Mais manier une carte aussi courte impose d’en varier régulièrement, d’une part pour ne pas lasser la clientèle mais aussi pour “faire tourner” le stock. Aussi, la cuisine de produits frais et bio est avant tout le terrain de jeu de cuisiniers et cuisinières tout en créativité et dotés d’un sens aigu de l’adaptation.
TRAVAILLER DES PRODUITS BIO… ET LE FAIRE SAVOIR
Une fois passé en revue l’organisation du stock pour assurer le moins de déchets possibles, la question suivante est celle de la valorisation des produits vis-à-vis de la clientèle. En effet, le prix des produits est une variable qui entre pour une part importante dans le prix du repas facturé au client. Encore faut-il que ce dernier ait connaissance de la qualité des aliments servis.
La communication autour du mode de production est de manière générale encore mal appréhendée par les restaurateurs qui lui préfèrent la mise en avant d’informations liées au lieu d’origine des ingrédients qui composent le menu. Sur ce sujet, nos restaurateurs friands de produits bio adoptent différentes stratégies : au Bistrot Galien, on affiche le lien entre le restaurant et l’exploitation agricole par la mention “restaurateur maraîcher” sur l’enseigne et les équipes de service sont formées pour pouvoir répondre aux questions des clients portant sur l’origine des ingrédients.

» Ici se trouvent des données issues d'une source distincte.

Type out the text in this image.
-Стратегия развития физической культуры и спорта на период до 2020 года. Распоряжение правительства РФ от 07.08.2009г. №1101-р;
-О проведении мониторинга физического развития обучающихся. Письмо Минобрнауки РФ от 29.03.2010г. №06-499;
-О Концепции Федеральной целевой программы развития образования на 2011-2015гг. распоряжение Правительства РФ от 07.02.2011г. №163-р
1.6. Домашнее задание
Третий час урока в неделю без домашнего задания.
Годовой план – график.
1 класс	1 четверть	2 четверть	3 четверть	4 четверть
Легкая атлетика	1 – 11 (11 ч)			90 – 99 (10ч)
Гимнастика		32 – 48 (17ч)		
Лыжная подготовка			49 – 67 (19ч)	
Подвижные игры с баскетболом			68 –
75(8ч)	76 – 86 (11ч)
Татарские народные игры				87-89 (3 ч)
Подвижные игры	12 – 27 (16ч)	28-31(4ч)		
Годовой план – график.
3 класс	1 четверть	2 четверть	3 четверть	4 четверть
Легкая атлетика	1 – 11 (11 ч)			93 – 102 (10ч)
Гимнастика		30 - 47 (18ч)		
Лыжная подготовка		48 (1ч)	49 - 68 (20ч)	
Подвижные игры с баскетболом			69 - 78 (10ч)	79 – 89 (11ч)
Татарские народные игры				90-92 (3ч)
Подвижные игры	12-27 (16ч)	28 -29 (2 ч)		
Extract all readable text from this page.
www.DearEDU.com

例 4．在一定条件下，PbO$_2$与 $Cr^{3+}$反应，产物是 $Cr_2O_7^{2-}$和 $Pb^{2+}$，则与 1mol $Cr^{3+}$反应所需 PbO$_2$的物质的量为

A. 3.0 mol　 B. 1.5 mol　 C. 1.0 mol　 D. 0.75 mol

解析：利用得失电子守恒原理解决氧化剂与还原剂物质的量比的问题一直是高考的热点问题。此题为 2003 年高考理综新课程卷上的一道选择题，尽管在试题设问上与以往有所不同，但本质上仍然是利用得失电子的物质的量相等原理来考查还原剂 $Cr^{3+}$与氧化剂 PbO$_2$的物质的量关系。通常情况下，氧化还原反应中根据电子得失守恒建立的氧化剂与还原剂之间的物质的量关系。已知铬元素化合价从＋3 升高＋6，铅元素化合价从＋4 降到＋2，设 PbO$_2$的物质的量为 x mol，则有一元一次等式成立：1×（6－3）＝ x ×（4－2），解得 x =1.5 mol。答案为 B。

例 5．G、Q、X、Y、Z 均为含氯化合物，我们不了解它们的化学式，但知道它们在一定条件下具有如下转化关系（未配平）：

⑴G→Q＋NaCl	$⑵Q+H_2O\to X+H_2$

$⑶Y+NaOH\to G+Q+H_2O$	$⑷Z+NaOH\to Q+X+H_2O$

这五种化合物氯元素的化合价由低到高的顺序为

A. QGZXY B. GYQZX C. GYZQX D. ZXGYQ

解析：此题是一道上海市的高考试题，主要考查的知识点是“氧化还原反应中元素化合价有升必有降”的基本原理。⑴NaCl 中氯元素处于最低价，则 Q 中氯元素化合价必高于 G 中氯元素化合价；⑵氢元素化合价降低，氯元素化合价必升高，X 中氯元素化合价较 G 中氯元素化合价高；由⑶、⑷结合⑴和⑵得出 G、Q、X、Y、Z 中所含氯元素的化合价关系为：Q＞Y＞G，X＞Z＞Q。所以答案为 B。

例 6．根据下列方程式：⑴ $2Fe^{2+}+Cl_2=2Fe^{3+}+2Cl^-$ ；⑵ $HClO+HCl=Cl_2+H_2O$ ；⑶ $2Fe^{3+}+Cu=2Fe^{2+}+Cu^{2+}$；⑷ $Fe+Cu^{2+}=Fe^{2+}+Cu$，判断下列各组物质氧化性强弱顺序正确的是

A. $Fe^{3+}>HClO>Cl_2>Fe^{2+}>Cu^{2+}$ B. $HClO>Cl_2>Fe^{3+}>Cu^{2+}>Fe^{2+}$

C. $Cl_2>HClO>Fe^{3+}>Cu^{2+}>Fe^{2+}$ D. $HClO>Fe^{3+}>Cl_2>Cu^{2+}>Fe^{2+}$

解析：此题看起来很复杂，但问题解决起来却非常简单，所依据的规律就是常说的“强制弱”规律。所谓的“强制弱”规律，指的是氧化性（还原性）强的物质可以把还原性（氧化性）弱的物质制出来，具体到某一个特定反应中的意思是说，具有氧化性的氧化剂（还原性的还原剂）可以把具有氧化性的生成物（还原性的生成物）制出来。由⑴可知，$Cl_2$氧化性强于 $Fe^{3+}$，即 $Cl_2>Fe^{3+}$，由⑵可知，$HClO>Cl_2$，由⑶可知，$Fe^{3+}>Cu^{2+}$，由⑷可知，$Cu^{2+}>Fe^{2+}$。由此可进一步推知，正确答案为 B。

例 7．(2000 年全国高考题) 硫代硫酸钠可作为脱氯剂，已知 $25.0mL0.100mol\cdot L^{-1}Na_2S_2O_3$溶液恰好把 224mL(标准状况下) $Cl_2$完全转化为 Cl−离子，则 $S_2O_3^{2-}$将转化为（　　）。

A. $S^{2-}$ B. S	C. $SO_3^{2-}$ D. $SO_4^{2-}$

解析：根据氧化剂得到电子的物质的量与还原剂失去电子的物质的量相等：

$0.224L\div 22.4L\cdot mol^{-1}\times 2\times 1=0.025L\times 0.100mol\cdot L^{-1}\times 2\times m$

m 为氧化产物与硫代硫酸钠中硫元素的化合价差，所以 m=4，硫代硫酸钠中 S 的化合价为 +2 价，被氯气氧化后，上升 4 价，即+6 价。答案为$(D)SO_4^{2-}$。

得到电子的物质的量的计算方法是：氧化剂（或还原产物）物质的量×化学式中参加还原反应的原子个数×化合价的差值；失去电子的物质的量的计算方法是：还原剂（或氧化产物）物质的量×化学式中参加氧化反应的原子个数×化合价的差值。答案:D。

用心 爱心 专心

Emilie fait le choix du label FiG (Food Index for Good) pour indiquer que son établissement Le Bon Sens adopte un ensemble de pratiques éco-responsables. Enfin, si l’on ne peut pas passer à côté de l’immense “BIO” peint à même la façade de l’Aromate, il n’est plus question de le rappeler par écrit sur le menu, tant la mention “bio” sur la carte soulevait de discussions de la part des clients…
Entre fierté et anticipation de crispations en salle, démêler cette question de la communication, centrale dans la valorisation du travail du bio par les restaurateurs est sans doute une des clés de l’augmentation de la part de produits bio dans l’approvisionnement du secteur, pour plus de bio au resto.

LA RESTAURATION COMMERCIALE : UN DÉBOUCHÉ POUR L’AGRICULTURE BIOLOGIQUE ?
Alors que la restauration hors-domicile dite commerciale ou privée représente un marché de 69 M€ en 2023 (chiffres Gira Food 2024), la part de produits bio dans ses approvisionnements n’est évaluée qu’à 1 ou 2 % des achats du secteur.
Pourtant la demande existe et l’ObSoCo mesure les attentes des consommateurs à plus de 70 % d’entre eux qui souhaiteraient trouver des produits issus de l’agriculture biologique sur la table des restaurants qu’ils fréquentent.
En regard de l’offre réelle, ce chiffre a de quoi questionner et présage une ouverture possible pour les produits bio dans les cafés, hôtels et restaurants. L’Agence Bio partage ce point de vue et place les acteurs de la RHD au centre de sa nouvelle campagne “Cuisinons plus Bio”, lancée en septembre dernier.
En région Occitanie, Interbio et ses partenaires mènent depuis six mois une série d’actions (en test pour cette première année) pour une meilleure introduction du bio sur ce marché.